Tarif Impor Trump Melonjak Tajam, UMKM AS di Ambang Krisis
Sabtu, 3 Mei 2025 | 08:00 WIB

LINK UMKM - Lonjakan tarif impor terhadap produk China yang diberlakukan pemerintah Amerika Serikat hingga 145 persen dinilai berpotensi memukul telak sektor usaha mikro, kecil, dan menengah (UMKM) di negara tersebut. Banyak pelaku usaha mengaku kesulitan mempertahankan operasional bisnis mereka akibat kenaikan biaya bahan baku dan ketergantungan terhadap pasokan dari luar negeri.
Beberapa pengusaha kecil bahkan terpaksa menaikkan harga jual, mengurangi jumlah karyawan, menunda rencana ekspansi, atau dalam kasus terburuk—menutup usahanya.
Pasangan Christina dan Ian Lacey dari Denver menjadi salah satu contoh nyata dampak kebijakan tersebut. Mereka mengelola Retuned Jewelry, usaha perhiasan daur ulang berbahan senar gitar yang telah berjalan sejak 2017. Meski sebagian besar bahan baku diperoleh dari donasi, komponen pelengkap seperti manik-manik dan pengait masih harus didatangkan dari China. Setelah kebijakan tarif diberlakukan, keduanya mengaku kesulitan menemukan alternatif bahan serupa di dalam negeri.
“Kami sudah mencoba mencari di pasar lokal, tetapi tidak ada produsen yang menawarkan produk yang kami butuhkan,” ujar Ian seperti dikutip dari laporan media setempat.
Tekanan serupa juga dirasakan oleh perusahaan tekstil keluarga yang berbasis di Illinois.
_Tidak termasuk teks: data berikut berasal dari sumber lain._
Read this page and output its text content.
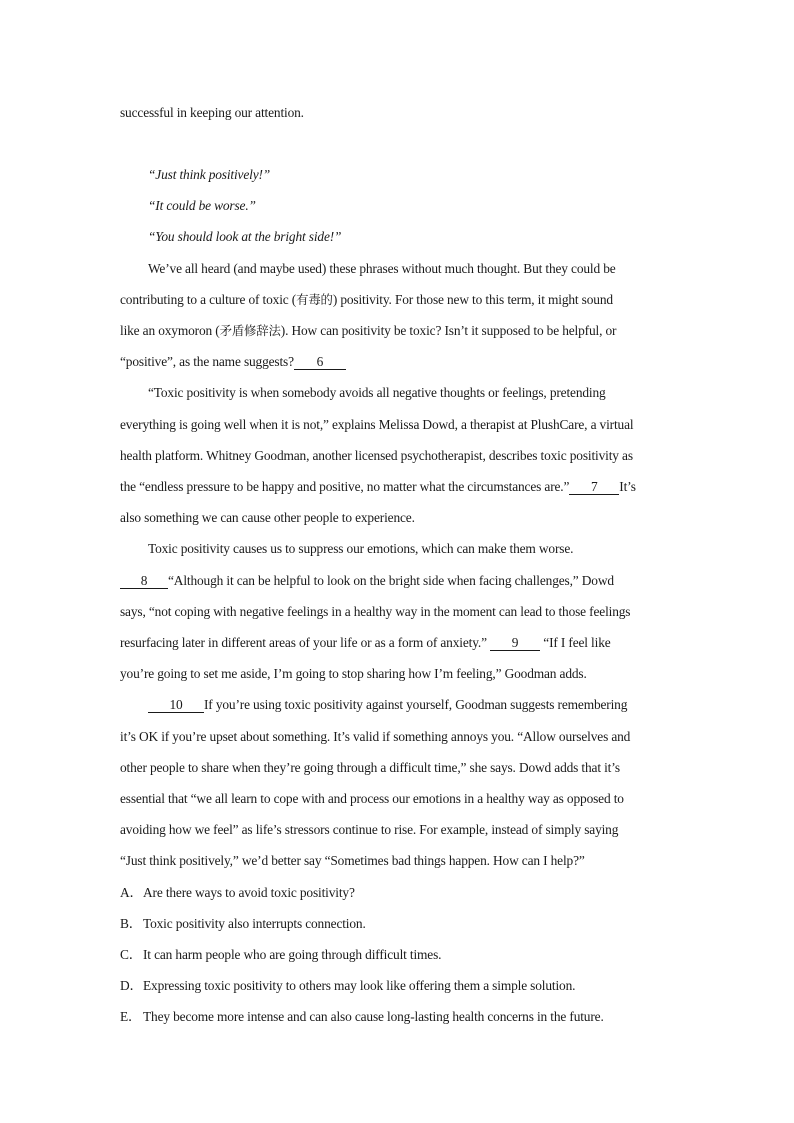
successful in keeping our attention.
“Just think positively!”
“It could be worse.”
“You should look at the bright side!”
We’ve all heard (and maybe used) these phrases without much thought. But they could be
contributing to a culture of toxic (有毒的) positivity. For those new to this term, it might sound
like an oxymoron (矛盾修辞法). How can positivity be toxic? Isn’t it supposed to be helpful, or
“positive”, as the name suggests? 6
“Toxic positivity is when somebody avoids all negative thoughts or feelings, pretending
everything is going well when it is not,” explains Melissa Dowd, a therapist at PlushCare, a virtual
health platform. Whitney Goodman, another licensed psychotherapist, describes toxic positivity as
the “endless pressure to be happy and positive, no matter what the circumstances are.” 7 It’s
also something we can cause other people to experience.
Toxic positivity causes us to suppress our emotions, which can make them worse.
8 “Although it can be helpful to look on the bright side when facing challenges,” Dowd
says, “not coping with negative feelings in a healthy way in the moment can lead to those feelings
resurfacing later in different areas of your life or as a form of anxiety.” 9 “If I feel like
you’re going to set me aside, I’m going to stop sharing how I’m feeling,” Goodman adds.
10 If you’re using toxic positivity against yourself, Goodman suggests remembering
it’s OK if you’re upset about something. It’s valid if something annoys you. “Allow ourselves and
other people to share when they’re going through a difficult time,” she says. Dowd adds that it’s
essential that “we all learn to cope with and process our emotions in a healthy way as opposed to
avoiding how we feel” as life’s stressors continue to rise. For example, instead of simply saying
“Just think positively,” we’d better say “Sometimes bad things happen. How can I help?”
A．Are there ways to avoid toxic positivity?
B．Toxic positivity also interrupts connection.
C．It can harm people who are going through difficult times.
D．Expressing toxic positivity to others may look like offering them a simple solution.
E． They become more intense and can also cause long-lasting health concerns in the future.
Perusahaan yang telah berdiri selama dua generasi ini harus membayar beban tarif tambahan hingga 45 persen untuk bahan baku yang sering kali harus mengendap di gudang dalam waktu lama sebelum didistribusikan.
Pihak perusahaan menilai pencarian alternatif di negara lain belum membuahkan hasil karena kurangnya infrastruktur memadai. “Kita tidak bisa memecah produksi menjadi beberapa negara dan tetap mempertahankan kualitas serta efisiensi biaya,” kata pimpinan perusahaan.
Sejumlah pengamat menyebutkan bahwa UMKM memang lebih rentan terhadap fluktuasi harga dan tekanan pasar dibanding perusahaan besar. Dengan margin keuntungan yang tipis dan daya tawar yang terbatas, mereka memiliki sedikit ruang untuk beradaptasi dengan cepat.
Pendiri organisasi advokasi usaha kecil menyebut kebijakan tarif tinggi justru memberatkan pelaku usaha kecil. Ia menyangsikan keyakinan bahwa kebijakan ini akan mendorong kebangkitan industri dalam negeri dalam waktu dekat, mengingat proses pembangunan infrastruktur manufaktur tidak bisa dilakukan secara instan.
Dari sektor tekstil, akademisi bidang mode dan pakaian menyebut penurunan industri garmen di AS telah berlangsung selama beberapa dekade akibat globalisasi dan biaya produksi luar negeri yang jauh lebih rendah. Selain masalah bahan baku, sejumlah pengusaha bahkan mengaku kesulitan mendapatkan tenaga kerja terampil di sektor manufaktur domestik.
Dengan semakin menipisnya cadangan kas dan terbatasnya pilihan sumber pasokan, masa depan UMKM AS disebut-sebut berada di persimpangan jalan. Banyak pihak menilai, tanpa kebijakan penyeimbang yang mendukung produksi dalam negeri secara konkret, lonjakan tarif justru bisa menjadi bumerang bagi pertumbuhan ekonomi akar rumput di negeri Paman Sam.